EXCEPTIONS TO MURDER
Culpable homicide is not murder when the case is brought within the five exceptions to Section 300 of the IPC. But, even though none of the said five exceptions are pleaded or prima facie established on the evidence on record, the prosecution must still be required under the law to bring the case under any of the four clauses of Section 300 of the IPC to sustain the charge of murder. If the prosecution fails to discharge this onus in establishing any one of the four clauses of Section 300 of the IPC, namely, 1stly to 4thly, the charge of murder would not be made out and the case may be one of culpable homicide not amounting to murder as described under Section 299 of the IPC.
The exceptions provided for under section 300 are: (1) grave and sudden provocation; (2) private defence; (3) acts of public servants; (4) sudden fight and (5) consent.
These exceptions to section 300, unlike the “general exceptions”, do not exonerate the wrongdoer. They only operate as mitigation factors.

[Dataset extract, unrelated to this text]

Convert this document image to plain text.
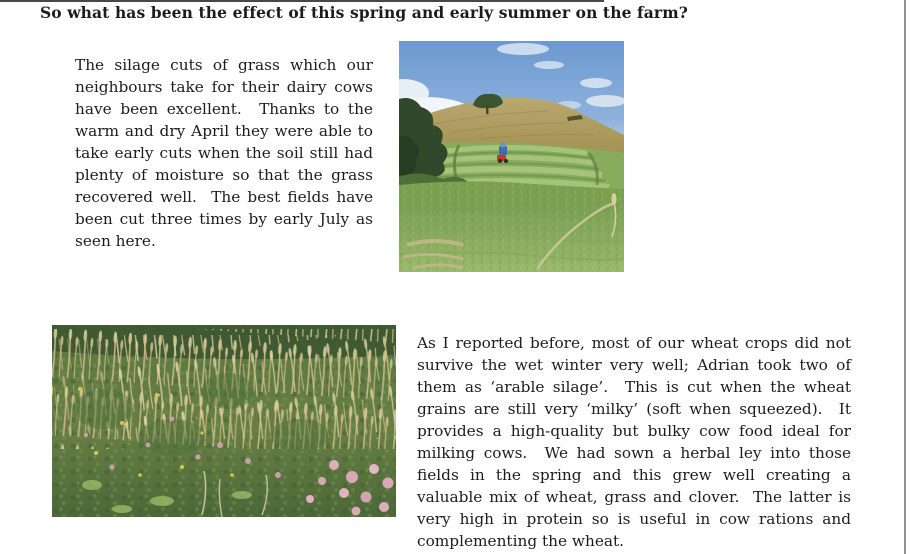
So what has been the effect of this spring and early summer on the farm?

The silage cuts of grass which our neighbours take for their dairy cows have been excellent.  Thanks to the warm and dry April they were able to take early cuts when the soil still had plenty of moisture so that the grass recovered well.  The best fields have been cut three times by early July as seen here.

As I reported before, most of our wheat crops did not survive the wet winter very well; Adrian took two of them as ‘arable silage’.  This is cut when the wheat grains are still very ‘milky’ (soft when squeezed).  It provides a high-quality but bulky cow food ideal for milking cows.  We had sown a herbal ley into those fields in the spring and this grew well creating a valuable mix of wheat, grass and clover.  The latter is very high in protein so is useful in cow rations and complementing the wheat.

Exception 1—Grave and Sudden Provocation
The following conditions must be complied with in order to invoke the benefit of this clause:—
- The deceased must have given provocation to the accused
- The provocation must be grave.
- The provocation must be sudden. The offender, by reason of the said provocation, should have been deprived of his power of self control. The accused killed the deceased during the continuance of the deprivation of the power of self-control.
- The offender must have caused the death of the person who gave the provocation or that of any other person by mistake or accident.

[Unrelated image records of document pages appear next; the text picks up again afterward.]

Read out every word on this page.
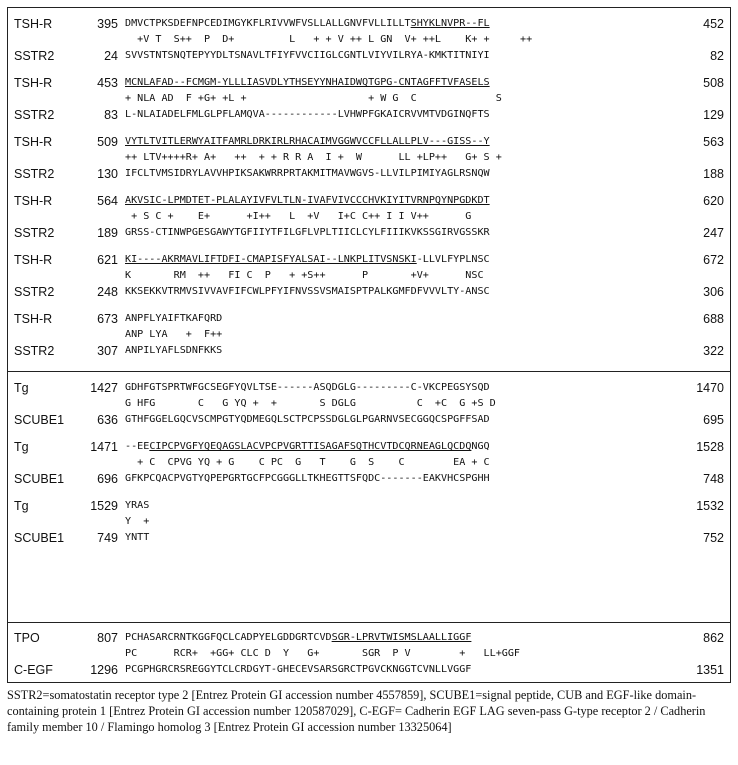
TSH-R	395 DMVCTPKSDEFNPCEDIMGYKFLRIVVWFVSLLALLGNVFVLLILLTSHYKLNVPR--FL	452
+V T  S++  P  D+         L   + + V ++ L GN  V+ ++L    K+ +     ++
SSTR2	24 SVVSTNTSNQTEPYYDLTSNAVLTFIYFVVCIIGLCGNTLVIYVILRYA-KMKTITNIYI	82
TSH-R	453 MCNLAFAD--FCMGM-YLLLIASVDLYTHSEYYNHAIDWQTGPG-CNTAGFFTVFASELS	508
+ NLA AD  F +G+ +L +                    + W G  C             S
SSTR2	83 L-NLAIADELFMLGLPFLAMQVA------------LVHWPFGKAICRVVMTVDGINQFTS	129
TSH-R	509 VYTLTVITLERWYAITFAMRLDRKIRLRHACAIMVGGWVCCFLLALLPLV---GISS--Y	563
++ LTV++++R+ A+   ++  + + R R A  I +  W      LL +LP++   G+ S +
SSTR2	130 IFCLTVMSIDRYLAVVHPIKSAKWRRPRTAKMITMAVWGVS-LLVILPIMIYAGLRSNQW	188
TSH-R	564 AKVSIC-LPMDTET-PLALAYIVFVLTLN-IVAFVIVCCCHVKIYITVRNPQYNPGDKDT	620
+ S C +    E+      +I++   L  +V   I+C C++ I I V++      G
SSTR2	189 GRSS-CTINWPGESGAWYTGFIIYTFILGFLVPLTIICLCYLFIIIKVKSSGIRVGSSKR	247
TSH-R	621 KI----AKRMAVLIFTDFI-CMAPISFYALSAI--LNKPLITVSNSKI-LLVLFYPLNSC	672
K       RM  ++   FI C  P   + +S++      P       +V+      NSC
SSTR2	248 KKSEKKVTRMVSIVVAVFIFCWLPFYIFNVSSVSMAISPTPALKGMFDFVVVLTY-ANSC	306
TSH-R	673 ANPFLYAIFTKAFQRD	688
ANP LYA   +  F++
SSTR2	307 ANPILYAFLSDNFKKS	322
Tg	1427 GDHFGTSPRTWFGCSEGFYQVLTSE------ASQDGLG---------C-VKCPEGSYSQD	1470
G HFG       C   G YQ +  +       S DGLG          C  +C  G +S D
SCUBE1	636 GTHFGGELGQCVSCMPGTYQDMEGQLSCTPCPSSDGLGLPGARNVSECGGQCSPGFFSAD	695
Tg	1471 --EECIPCPVGFYQEQAGSLACVPCPVGRTTISAGAFSQTHCVTDCQRNEAGLQCDQNGQ	1528
+ C  CPVG YQ + G    C PC  G   T    G  S    C        EA + C
SCUBE1	696 GFKPCQACPVGTYQPEPGRTGCFPCGGGLLTKHEGTTSFQDC-------EAKVHCSPGHH	748
Tg	1529 YRAS	1532
Y  +
SCUBE1	749 YNTT	752
TPO	807 PCHASARCRNTKGGFQCLCADPYELGDDGRTCVDSGR-LPRVTWISMSLAALLIGGF	862
PC      RCR+  +GG+ CLC D  Y   G+       SGR  P V        +   LL+GGF
C-EGF	1296 PCGPHGRCRSREGGYTCLCRDGYT-GHECEVSARSGRCTPGVCKNGGTCVNLLVGGF	1351
SSTR2=somatostatin receptor type 2 [Entrez Protein GI accession number 4557859], SCUBE1=signal peptide, CUB and EGF-like domain-containing protein 1 [Entrez Protein GI accession number 120587029], C-EGF= Cadherin EGF LAG seven-pass G-type receptor 2 / Cadherin family member 10 / Flamingo homolog 3 [Entrez Protein GI accession number 13325064]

It may be stated that the defense of provocation is further limited by the following three provisos. That is to say, the Exception is not available:—
- If the accused courts (gives) provocation or uses it as an excuse for assaulting another, or
- If the act is legally done by a public servant in the exercise of his legal right as a public servant, or
- If the act is done in the exercise of the right of private defense.
Comments-
- “Grave provocation” within the meaning of Exception 1 to section 300 is a provocation where judgement and reason take leave of the offender and violent passion takes over.
- “Sudden” means an action which must be quick and unexpected so for as to provoke the accused.

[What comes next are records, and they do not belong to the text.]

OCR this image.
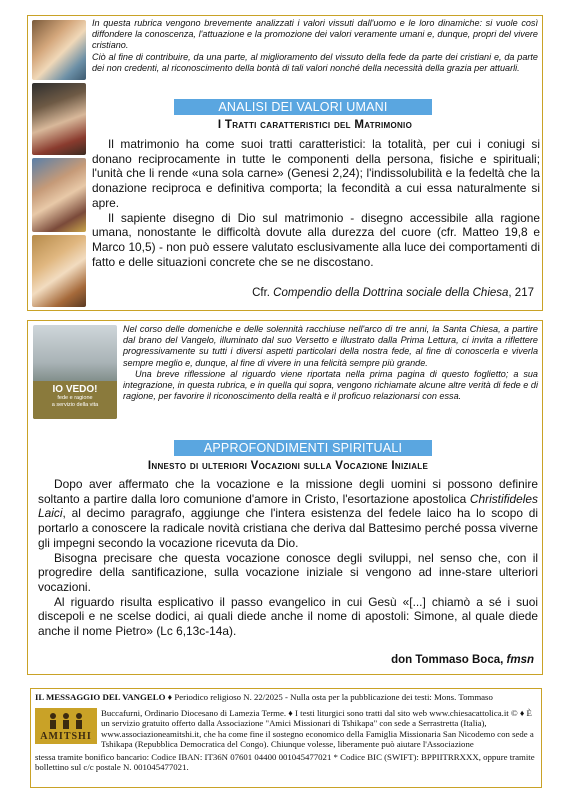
In questa rubrica vengono brevemente analizzati i valori vissuti dall'uomo e le loro dinamiche: si vuole così diffondere la conoscenza, l'attuazione e la promozione dei valori veramente umani e, dunque, propri del vivere cristiano.

Ciò al fine di contribuire, da una parte, al miglioramento del vissuto della fede da parte dei cristiani e, da parte dei non credenti, al riconoscimento della bontà di tali valori nonché della necessità della grazia per attuarli.

ANALISI DEI VALORI UMANI
I Tratti caratteristici del Matrimonio

Il matrimonio ha come suoi tratti caratteristici: la totalità, per cui i coniugi si donano reciprocamente in tutte le componenti della persona, fisiche e spirituali; l'unità che li rende «una sola carne» (Genesi 2,24); l'indissolubilità e la fedeltà che la donazione reciproca e definitiva comporta; la fecondità a cui essa naturalmente si apre.

Il sapiente disegno di Dio sul matrimonio - disegno accessibile alla ragione umana, nonostante le difficoltà dovute alla durezza del cuore (cfr. Matteo 19,8 e Marco 10,5) - non può essere valutato esclusivamente alla luce dei comportamenti di fatto e delle situazioni concrete che se ne discostano.

Cfr. Compendio della Dottrina sociale della Chiesa, 217
IO VEDO!
fede e ragione
a servizio della vita

Nel corso delle domeniche e delle solennità racchiuse nell'arco di tre anni, la Santa Chiesa, a partire dal brano del Vangelo, illuminato dal suo Versetto e illustrato dalla Prima Lettura, ci invita a riflettere progressivamente su tutti i diversi aspetti particolari della nostra fede, al fine di conoscerla e viverla sempre meglio e, dunque, al fine di vivere in una felicità sempre più grande.

Una breve riflessione al riguardo viene riportata nella prima pagina di questo foglietto; a sua integrazione, in questa rubrica, e in quella qui sopra, vengono richiamate alcune altre verità di fede e di ragione, per favorire il riconoscimento della realtà e il proficuo relazionarsi con essa.

APPROFONDIMENTI SPIRITUALI
Innesto di ulteriori Vocazioni sulla Vocazione Iniziale

Dopo aver affermato che la vocazione e la missione degli uomini si possono definire soltanto a partire dalla loro comunione d'amore in Cristo, l'esortazione apostolica Christifideles Laici, al decimo paragrafo, aggiunge che l'intera esistenza del fedele laico ha lo scopo di portarlo a conoscere la radicale novità cristiana che deriva dal Battesimo perché possa viverne gli impegni secondo la vocazione ricevuta da Dio.

Bisogna precisare che questa vocazione conosce degli sviluppi, nel senso che, con il progredire della santificazione, sulla vocazione iniziale si vengono ad inne-stare ulteriori vocazioni.

Al riguardo risulta esplicativo il passo evangelico in cui Gesù «[...] chiamò a sé i suoi discepoli e ne scelse dodici, ai quali diede anche il nome di apostoli: Simone, al quale diede anche il nome Pietro» (Lc 6,13c-14a).

don Tommaso Boca, fmsn
IL MESSAGGIO DEL VANGELO ♦ Periodico religioso N. 22/2025 - Nulla osta per la pubblicazione dei testi: Mons. Tommaso
AMITSHI
Buccafurni, Ordinario Diocesano di Lamezia Terme. ♦ I testi liturgici sono tratti dal sito web www.chiesacattolica.it © ♦ È un servizio gratuito offerto dalla Associazione "Amici Missionari di Tshikapa" con sede a Serrastretta (Italia), www.associazioneamitshi.it, che ha come fine il sostegno economico della Famiglia Missionaria San Nicodemo con sede a Tshikapa (Repubblica Democratica del Congo). Chiunque volesse, liberamente può aiutare l'Associazione
stessa tramite bonifico bancario: Codice IBAN: IT36N 07601 04400 001045477021 * Codice BIC (SWIFT): BPPIITRRXXX, oppure tramite bollettino sul c/c postale N. 001045477021.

- The provocation should be both grave and sudden. If the provocation is sudden but not grave, or grave but not sudden, then the offender cannot avail of the benefit of this exception.
In KM Nanavati v State of Maharashtra, The Supreme Court laid down the following postulates relating to grave and sudden provocation:
- The test of “grave and sudden” provocation is whether a reasonable man, belonging to the same class of society as the accused, placed in the situation in which the accused was placed, would be so provoked as to lose his self- control.
- In India, words and gestures may also, under certain circumstances, cause grave and sudden provocation to an accused, so as to bring his act within the first exception to section 300, IPC.
- The mental background created by the previous act of the victim may be taken into consideration in ascertaining whether the subsequent act caused grave and sudden provocation for committing the offence.
- The fatal blow should be clearly traced to the influence of passion arising from that provocation and not after the passion had cooled down by lapse of time, or otherwise giving room and scope for premeditation and calculation.
The Supreme Court in Muthu v State of Tamil Nadu, on 5 November 2007 held that constant harassment may lead to deprivation of the power of self-control amounting to grave and sudden provocation. The accused Muthu angered by a ragpicker, Shiva’s daily habit of throwing waste into his shop, took out a knife and stabbed him to death. Differentiating between a pre-planned crime and a crime resulting from a fit of rage, the Court said this was not a murder but culpable homicide not amounting to murder punishable under section 304, IPC. In so doing, the Apex Court placed littering several notches higher on the scale of offences.
Exception 4—Sudden Fight
The requisites of the fourth Exception are that:
- The murder should have been committed without premeditation.
- It should have been committed in a sudden fight.
- It should have been committed in the heat of passion. It should have been committed upon a sudden quarrel and
- It should have been committed without the offender having taken undue advantage or acted in a cruel or unusual manner.
All these conditions are required to be proved for bringing the case within the ambit of the fourth Exception to section 300, IPC.
In the case of first Exception there is total deprivation of self-control because of provocation, while in case of fourth Exception, there is only that heat of passion which eclipses his sober reason. There is provocation in fourth Exception as in first Exception, but the injury caused is not the direct consequence of that provocation. There is mutual provocation and aggravation, and it is difficult to apportion the share of blame which attaches to each fighter. Both the parties, notwithstanding with the fact who stuck the first blow and who initiated the quarrel, are put on equal footing for their subsequent conduct and guilt therefore. Heat of passion requires that there must be no time for the passions to cool down. The words “sudden fight” or “upon sudden quarrel” implies the absence of previous deliberation or determination to fight.